Arbeit ist machbar, das muss auch Frank-Jürgen Weise unerschütterlich verkünden - bevor er Anfang nächsten Monats wieder mit sorgenvollem Blick den Pegelstand der Misere durchgibt. Der da lautet: vier Millionen. Mehr als vier Millionen Deutsche haben weiterhin keinen Job. Wird immer weniger menschliche Arbeitskraft gebraucht, wie der US-Erfolgsautor Jeremy Rifkin behauptet? Geht den Industrienationen die Arbeit aus, weil Computer schneller, billiger und besser arbeiten? Eine andere These stellen die Völkerkundler Gunther Hirschfelder und Birgit Huber auf. Arbeit verschwindet nicht, sie wird nur anders - geht weg vom festen Arbeitsverhältnis zum virtuellen und zur Projektarbeit. Arbeit und Freizeit verschmelzen, jeder wird sein eigener Unternehmer.

Rezensentin: Birgit Becker |
    Der von Gunther Hirschfelder, Lehrstuhlinhaber am Volkskundlichen Seminar der Universität Bonn, in Zusammenarbeit mit Birgit Huber herausgegebene Band fasst die Ergebnisse einer im Jahr 2002 veranstalteten Tagung zusammen.
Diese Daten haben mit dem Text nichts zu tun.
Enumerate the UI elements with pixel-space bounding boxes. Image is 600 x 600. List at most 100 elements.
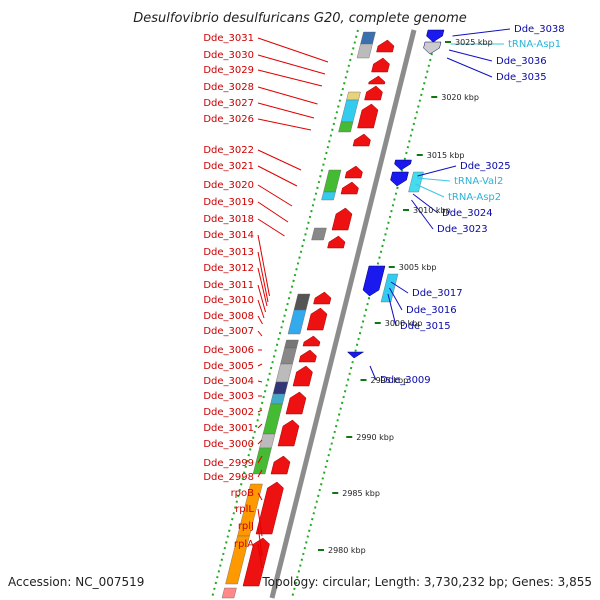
left-label-leader [257, 363, 263, 367]
right-label-leader [389, 287, 403, 311]
trna-label: tRNA-Asp1 [508, 39, 561, 50]
forward-gene-arrow [376, 39, 395, 53]
right-gene-label: Dde_3017 [412, 288, 463, 299]
forward-gene-arrow [270, 455, 291, 475]
forward-gene-arrow [255, 481, 284, 535]
reverse-gene-arrow [423, 41, 442, 55]
right-gene-labels: Dde_3038 tRNA-Asp1 Dde_3036 Dde_3035 Dde_302… [369, 24, 565, 386]
cog-color-band [272, 381, 289, 395]
right-gene-label: Dde_3023 [437, 224, 488, 235]
left-gene-label: Dde_3018 [203, 214, 254, 225]
left-label-leader [257, 267, 268, 307]
left-gene-label: Dde_3000 [203, 439, 254, 450]
cog-color-band [225, 535, 250, 585]
right-gene-label: Dde_3009 [380, 375, 431, 386]
left-label-leader [257, 492, 263, 501]
forward-gene-arrow [327, 235, 346, 249]
cog-color-band [259, 433, 276, 449]
right-gene-label: Dde_3025 [460, 161, 511, 172]
cog-color-band [270, 393, 286, 405]
left-label-leader [257, 525, 263, 557]
scale-tick-label: 3025 kbp [455, 38, 493, 47]
right-gene-label: Dde_3035 [496, 72, 547, 83]
trna-label: tRNA-Val2 [454, 176, 503, 187]
forward-gene-arrow [277, 419, 300, 447]
left-gene-label: Dde_3022 [203, 145, 254, 156]
cog-color-band [293, 293, 311, 311]
left-label-leader [257, 37, 329, 63]
right-label-leader [446, 57, 493, 78]
forward-gene-arrow [357, 103, 379, 129]
forward-gene-arrow [340, 181, 359, 195]
reverse-gene-arrow [346, 351, 365, 359]
right-label-leader [387, 293, 397, 327]
cog-color-band [284, 339, 299, 349]
left-gene-label: Dde_3028 [203, 82, 254, 93]
right-label-leader [369, 365, 377, 381]
cog-color-band [262, 403, 283, 435]
left-label-leader [257, 218, 285, 237]
genome-backbone [269, 29, 417, 599]
cog-color-band [360, 31, 376, 45]
scale-tick-label: 2985 kbp [342, 489, 380, 498]
left-gene-label: Dde_3020 [203, 180, 254, 191]
scale-tick-label: 3000 kbp [385, 319, 423, 328]
left-label-leader [257, 284, 266, 313]
left-gene-label: Dde_3021 [203, 161, 254, 172]
left-gene-label: Dde_3012 [203, 263, 254, 274]
reverse-gene-arrow [394, 159, 412, 171]
left-label-leader [257, 234, 270, 297]
left-gene-label: Dde_3010 [203, 295, 254, 306]
right-label-leader [417, 165, 457, 177]
left-label-leader [257, 423, 263, 429]
reverse-gene-arrow [426, 29, 445, 43]
reverse-gene-arrow [390, 171, 409, 187]
forward-gene-arrow [285, 391, 307, 415]
outer-tick-ring [291, 29, 439, 599]
cog-color-band [252, 447, 272, 475]
right-label-leader [448, 49, 493, 62]
left-label-leader [257, 54, 326, 75]
left-gene-label: rplJ [238, 521, 254, 532]
cog-color-band [346, 91, 361, 101]
left-label-leader [257, 299, 265, 319]
left-gene-label: Dde_3004 [203, 376, 254, 387]
left-gene-label: Dde_2999 [203, 458, 254, 469]
left-gene-label: Dde_3014 [203, 230, 254, 241]
scale-tick-label: 3005 kbp [399, 263, 437, 272]
cog-color-band [287, 309, 307, 335]
left-gene-label: Dde_3011 [203, 280, 254, 291]
left-gene-label: Dde_3031 [203, 33, 254, 44]
left-label-leader [257, 86, 318, 105]
right-gene-label: Dde_3016 [406, 305, 457, 316]
forward-gene-arrow [331, 207, 353, 231]
left-gene-label: Dde_2998 [203, 472, 254, 483]
scale-tick-label: 3015 kbp [427, 151, 465, 160]
left-label-leader [257, 439, 263, 445]
trna-label: tRNA-Asp2 [448, 192, 501, 203]
scale-tick-label: 2980 kbp [328, 546, 366, 555]
left-label-leader [257, 251, 269, 303]
cog-color-band [221, 587, 237, 599]
left-label-leader [257, 69, 323, 87]
cog-color-band [321, 191, 336, 201]
scale-tick-label: 3010 kbp [413, 206, 451, 215]
left-gene-label: Dde_3001 [203, 423, 254, 434]
left-gene-label: Dde_3027 [203, 98, 254, 109]
right-gene-label: Dde_3038 [514, 24, 565, 35]
left-gene-label: Dde_3019 [203, 197, 254, 208]
right-label-leader [452, 28, 511, 37]
right-label-leader [415, 183, 445, 198]
left-label-leader [257, 380, 263, 383]
left-label-leader [257, 315, 263, 325]
right-gene-label: Dde_3036 [496, 56, 547, 67]
left-label-leader [257, 165, 298, 187]
left-label-leader [257, 184, 293, 207]
cog-color-band [275, 363, 293, 383]
cog-color-band [311, 227, 327, 241]
forward-gene-arrow [364, 85, 383, 101]
left-label-leader [257, 409, 263, 413]
right-label-leader [416, 177, 451, 182]
accession-text: Accession: NC_007519 [8, 575, 144, 589]
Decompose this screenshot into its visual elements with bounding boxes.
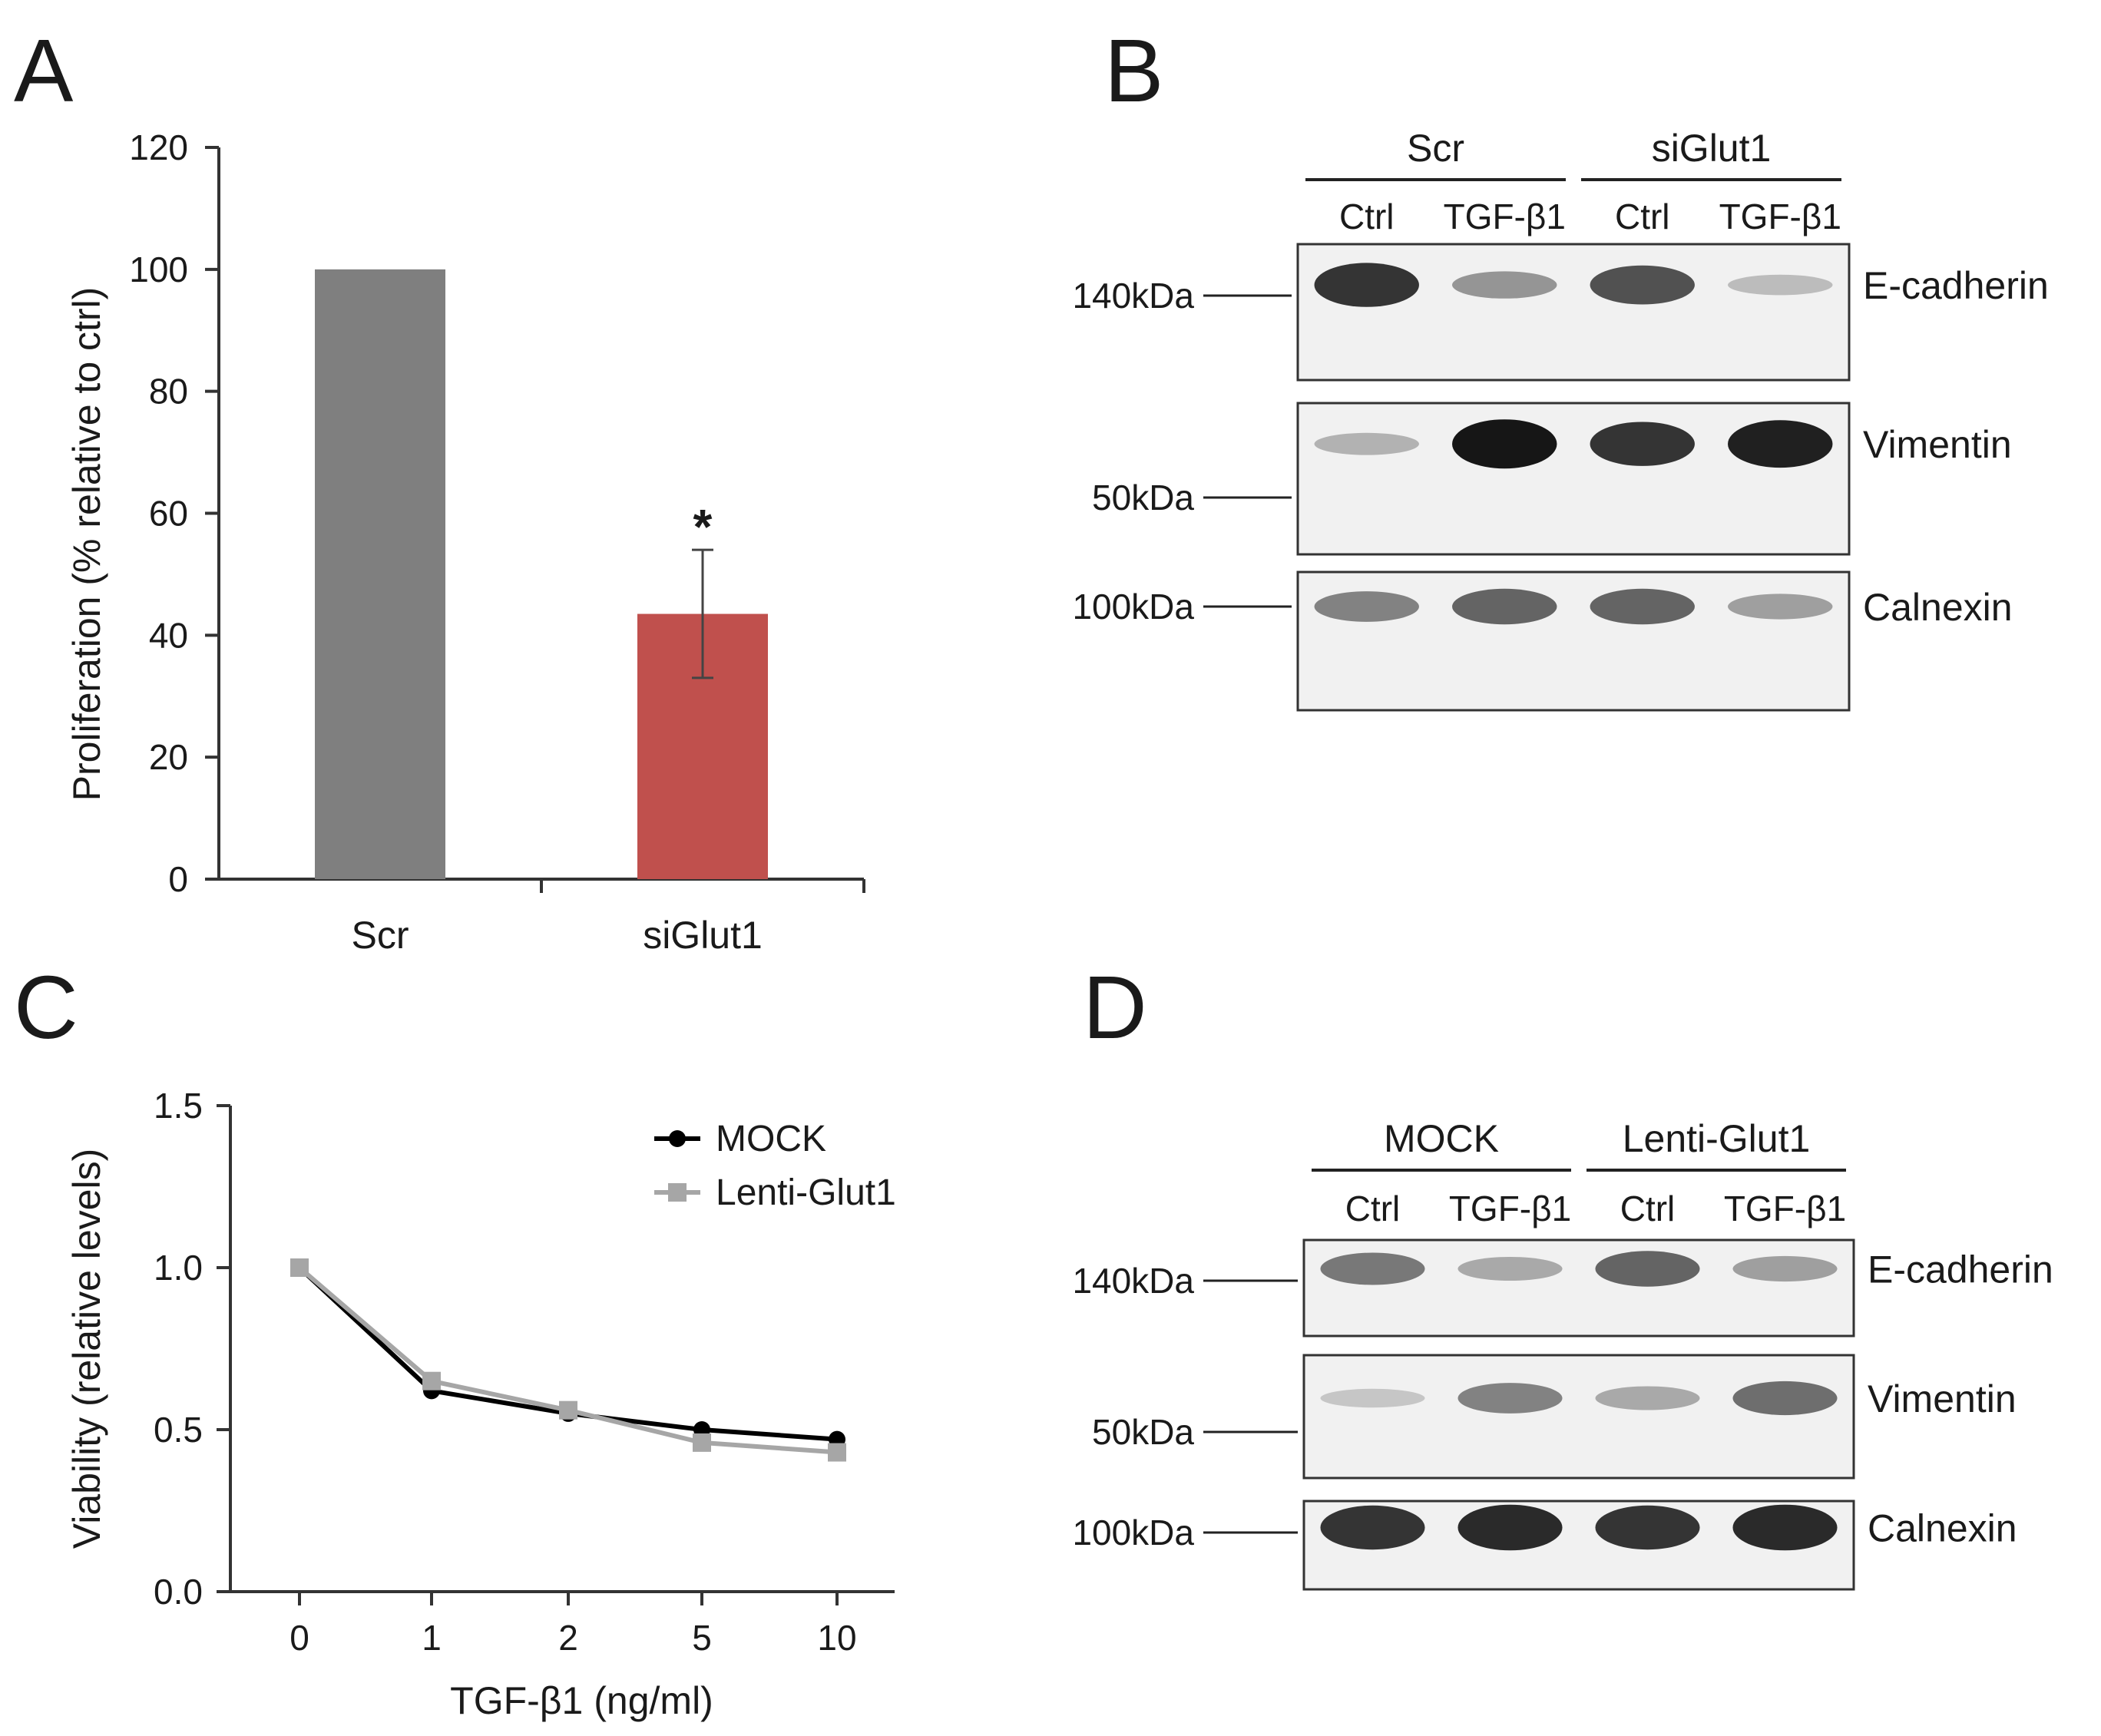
protein-band — [1728, 420, 1833, 468]
lane-label: Ctrl — [1339, 197, 1395, 236]
protein-band — [1320, 1252, 1425, 1285]
marker-label: 50kDa — [1092, 1412, 1194, 1452]
y-tick-label: 60 — [149, 494, 188, 534]
panel-label-a: A — [14, 21, 74, 121]
protein-band — [1728, 274, 1833, 296]
legend-marker — [668, 1183, 687, 1202]
y-tick-label: 20 — [149, 737, 188, 777]
lane-label: TGF-β1 — [1719, 197, 1841, 236]
protein-band — [1457, 1383, 1563, 1414]
protein-band — [1590, 588, 1695, 625]
x-tick-label: siGlut1 — [643, 914, 763, 957]
legend-marker — [669, 1130, 686, 1147]
protein-band — [1590, 265, 1695, 305]
group-label: MOCK — [1384, 1117, 1499, 1160]
data-point — [422, 1371, 441, 1390]
protein-band — [1314, 432, 1419, 455]
blot-membrane — [1302, 1354, 1855, 1480]
blot-membrane — [1296, 243, 1851, 382]
group-label: siGlut1 — [1652, 127, 1772, 170]
protein-band — [1595, 1251, 1700, 1287]
protein-band — [1320, 1505, 1425, 1550]
lane-label: TGF-β1 — [1449, 1189, 1571, 1228]
y-axis-title: Proliferation (% relative to ctrl) — [65, 287, 108, 802]
proliferation-bar-chart: 0 20 40 60 80 100 120 Proliferation (% relative… — [65, 127, 865, 957]
panel-label-d: D — [1083, 957, 1147, 1057]
protein-label: Calnexin — [1868, 1507, 2017, 1550]
marker-label: 50kDa — [1092, 478, 1194, 517]
series-line-Lenti-Glut1 — [298, 1265, 838, 1455]
data-point — [290, 1258, 309, 1277]
y-tick-label: 40 — [149, 615, 188, 655]
protein-band — [1320, 1388, 1425, 1408]
protein-band — [1590, 422, 1695, 466]
protein-band — [1452, 271, 1557, 299]
x-tick-label: Scr — [352, 914, 409, 957]
protein-band — [1728, 594, 1833, 620]
x-axis-title: TGF-β1 (ng/ml) — [450, 1679, 713, 1722]
protein-band — [1732, 1381, 1838, 1416]
protein-label: E-cadherin — [1863, 264, 2049, 307]
blot-membrane — [1296, 402, 1851, 556]
marker-label: 140kDa — [1072, 1261, 1194, 1301]
protein-band — [1314, 591, 1419, 622]
protein-band — [1595, 1505, 1700, 1550]
y-tick-label: 80 — [149, 372, 188, 412]
y-tick-label: 100 — [129, 250, 188, 289]
marker-label: 100kDa — [1072, 1513, 1194, 1552]
x-tick-label: 10 — [817, 1618, 856, 1658]
marker-label: 140kDa — [1072, 276, 1194, 316]
significance-marker: * — [693, 499, 713, 554]
protein-label: E-cadherin — [1868, 1248, 2053, 1291]
x-tick-label: 2 — [558, 1618, 578, 1658]
protein-band — [1452, 588, 1557, 625]
legend-label: MOCK — [716, 1119, 826, 1159]
data-point — [559, 1400, 577, 1420]
y-axis-title: Viability (relative levels) — [65, 1149, 108, 1549]
group-label: Lenti-Glut1 — [1623, 1117, 1811, 1160]
y-tick-label: 120 — [129, 127, 188, 167]
group-label: Scr — [1407, 127, 1464, 170]
x-tick-label: 0 — [290, 1618, 309, 1658]
lane-label: Ctrl — [1345, 1189, 1401, 1228]
viability-line-chart: 0.0 0.5 1.0 1.5 0 1 2 5 10 Viability (relative le… — [65, 1086, 896, 1722]
protein-label: Calnexin — [1863, 586, 2013, 629]
marker-label: 100kDa — [1072, 587, 1194, 627]
protein-band — [1732, 1504, 1838, 1551]
lane-label: TGF-β1 — [1444, 197, 1566, 236]
y-tick-label: 0.0 — [154, 1572, 203, 1612]
y-tick-label: 1.0 — [154, 1248, 203, 1288]
protein-band — [1314, 263, 1419, 307]
protein-band — [1732, 1255, 1838, 1282]
lane-label: Ctrl — [1615, 197, 1670, 236]
panel-label-b: B — [1104, 21, 1163, 121]
protein-label: Vimentin — [1868, 1377, 2017, 1420]
western-blot-b: Scr siGlut1 Ctrl TGF-β1 Ctrl TGF-β1 E-cadherin… — [1072, 127, 2049, 712]
data-point — [828, 1443, 846, 1462]
protein-band — [1457, 1504, 1563, 1551]
bar-Scr — [315, 269, 445, 879]
data-point — [693, 1433, 711, 1452]
legend-label: Lenti-Glut1 — [716, 1172, 896, 1213]
protein-label: Vimentin — [1863, 423, 2012, 466]
y-tick-label: 0 — [168, 859, 188, 899]
x-tick-label: 5 — [692, 1618, 712, 1658]
protein-band — [1595, 1386, 1700, 1410]
lane-label: Ctrl — [1620, 1189, 1676, 1228]
protein-band — [1457, 1257, 1563, 1281]
western-blot-d: MOCK Lenti-Glut1 Ctrl TGF-β1 Ctrl TGF-β1 E-cad… — [1072, 1117, 2053, 1591]
lane-label: TGF-β1 — [1724, 1189, 1846, 1228]
y-tick-label: 1.5 — [154, 1086, 203, 1126]
y-tick-label: 0.5 — [154, 1410, 203, 1450]
protein-band — [1452, 419, 1557, 469]
panel-label-c: C — [14, 957, 78, 1057]
x-tick-label: 1 — [422, 1618, 442, 1658]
Wie es solchen Tagungs- oder Seminar-Zusammenfassungen eigen ist, lesen sie sich nicht als Geschichte mit dickem roten Faden. 23 Beiträge verschiedener Autorinnen und Autoren knüpfen die verschiedensten Fäden, die unter dem Oberbegriff "Neue Medien und Arbeitswelt" eher locker zusammengebunden werden.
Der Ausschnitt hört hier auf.